In a second ballot question, 78 percent of the voters declared they wanted the breakaway leadership of Grace Church to continue fighting to hold on to the church property at 601 N. Tejon St. The 135-year-old property, which occupies a city block, is now embroiled in a legal dispute with the Episcopal Church in El Paso County District Court.

Crippen said he believed the "no" votes on both ballot questions came from Grace Church members loyal to the diocese and to Bishop Rob O’Neill, even though the Episcopal loyalists had said all along that they would refuse to legitimize Armstrong’s cause by participating in the vote.

Crippen said the will of the voting majority was indisputable, "and showed clearly a very strong mandate to affirm the vestry decision of March 26 (to leave the Episcopal Church)."

The parish leaders set up a weeklong voting process which they assured parishioners would be conducted with the rigor of a municipal election. It was complete with voting booths, an official ballot, and overseen by El Paso County Clerk and recorder Bob Balink, who is also a parishioner.

In a statement Saturday, senior vestry member Jon Wroblewski called the vote the most important in the church’s 135-year-old history and said, "we have decided to remain true to the faith of our ancestors." (See link to full statement of Grace Church and St. Stephen's)

Meanwhile, the Episcopal Diocese of Colorado argues that Grace Church’s mutiny from its historic moorings has less to do with theological differences than with its decision to side with Armstrong, its rector of 20 years.

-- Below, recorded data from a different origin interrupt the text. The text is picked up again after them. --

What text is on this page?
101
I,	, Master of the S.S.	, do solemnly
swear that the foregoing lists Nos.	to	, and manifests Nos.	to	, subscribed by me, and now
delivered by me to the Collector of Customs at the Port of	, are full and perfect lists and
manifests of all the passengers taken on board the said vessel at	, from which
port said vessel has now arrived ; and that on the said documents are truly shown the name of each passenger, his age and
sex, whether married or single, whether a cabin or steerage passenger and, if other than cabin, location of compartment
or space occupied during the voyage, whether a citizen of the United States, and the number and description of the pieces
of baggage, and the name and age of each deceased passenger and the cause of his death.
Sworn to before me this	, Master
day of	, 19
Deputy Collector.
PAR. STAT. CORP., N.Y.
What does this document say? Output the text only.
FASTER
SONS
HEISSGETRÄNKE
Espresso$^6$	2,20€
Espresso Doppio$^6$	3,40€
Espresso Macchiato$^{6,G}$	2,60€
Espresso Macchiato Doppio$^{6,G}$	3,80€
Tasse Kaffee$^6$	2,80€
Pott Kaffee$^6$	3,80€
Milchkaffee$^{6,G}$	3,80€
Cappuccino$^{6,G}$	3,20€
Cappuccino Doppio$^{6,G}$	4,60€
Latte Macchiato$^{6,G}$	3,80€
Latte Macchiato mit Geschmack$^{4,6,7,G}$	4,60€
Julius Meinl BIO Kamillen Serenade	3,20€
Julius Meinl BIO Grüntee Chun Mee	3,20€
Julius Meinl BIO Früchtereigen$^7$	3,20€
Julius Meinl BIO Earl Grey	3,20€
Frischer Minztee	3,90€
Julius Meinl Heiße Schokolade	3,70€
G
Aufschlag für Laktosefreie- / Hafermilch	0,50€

"The seizing of property rightfully belonging to the Episcopal Church is nothing more than a sadly misguided effort to restore to a position of public trust a priest who is currently under ecclesiastical indictment for the misappropriation of church funds," said Beckett Stokes, the dicoese’s communications director, in a statement.

Stokes said the voting process was illegitimate because in the Episcopal system, "parishes are not established by a vote of the congregation but only by actions taken by a diocesan convention and ecclesiastical authority." (See link to full statement of the Episcopal Diocese of Colorado)

Between 200 and 400 members of Grace Church members are estimated to be loyal to the diocese, according to Stokes. They are currently worshiping at First Christian Church, 16 E. Platte Ave.

Although the Episcopal Diocese doesn’t recognize the vote’s legitimacy, the parish’s leadership say the balloting gives them the go-ahead to bring the parish into the Convocation of Anglicans in North America (CANA), a network of conservative parishes from around the country who have left the Episcopal Church because they believe it’s strayed far from traditional Christian doctrines on sexuality and scriptural authority.

CANA is under the authority of the Anglican Province of Nigeria, one of 38 provinces - as is the Episcopal Church -- of the worldwide Anglican Communion.

Historically, the parish at 601 N. Tejon St. has been regarded as one of the largest and most influential Episcopal churches in Colorado. Both the Armstrong loyalists and the Diocese of Colorado estimate it to have about 800 regular weekly attendees, on par with St. John’s Episcopal Cathedral in Denver, the diocese’s flagship parish and home to the bishop.

Crippen said he didn’t consider the 370 votes to necessarily represent a low voter turnout or distinterest, because there may be elderly, younger members and travelers who may not have been able to participate.

However, Stokes interpreted the "no" votes and the voter turnout to possible "ambivalence" on the part of many parishioners to leave the Episcopal Church and to follow Armstrong, who remains under church investigation.

During the 9 a.m. and 11 a.m. services Sunday, Crippen said, the parish will celebrate its official departure from the Episcopal Church. In a symbolic gesture, in place of the Episcopal flag, they will fly the Anglican "compass rose" flag, a sign of the worldwide influence of the 77-million member Anglican Communion, which has its roots in the Church of England, established in the 16th century by Henry VIII.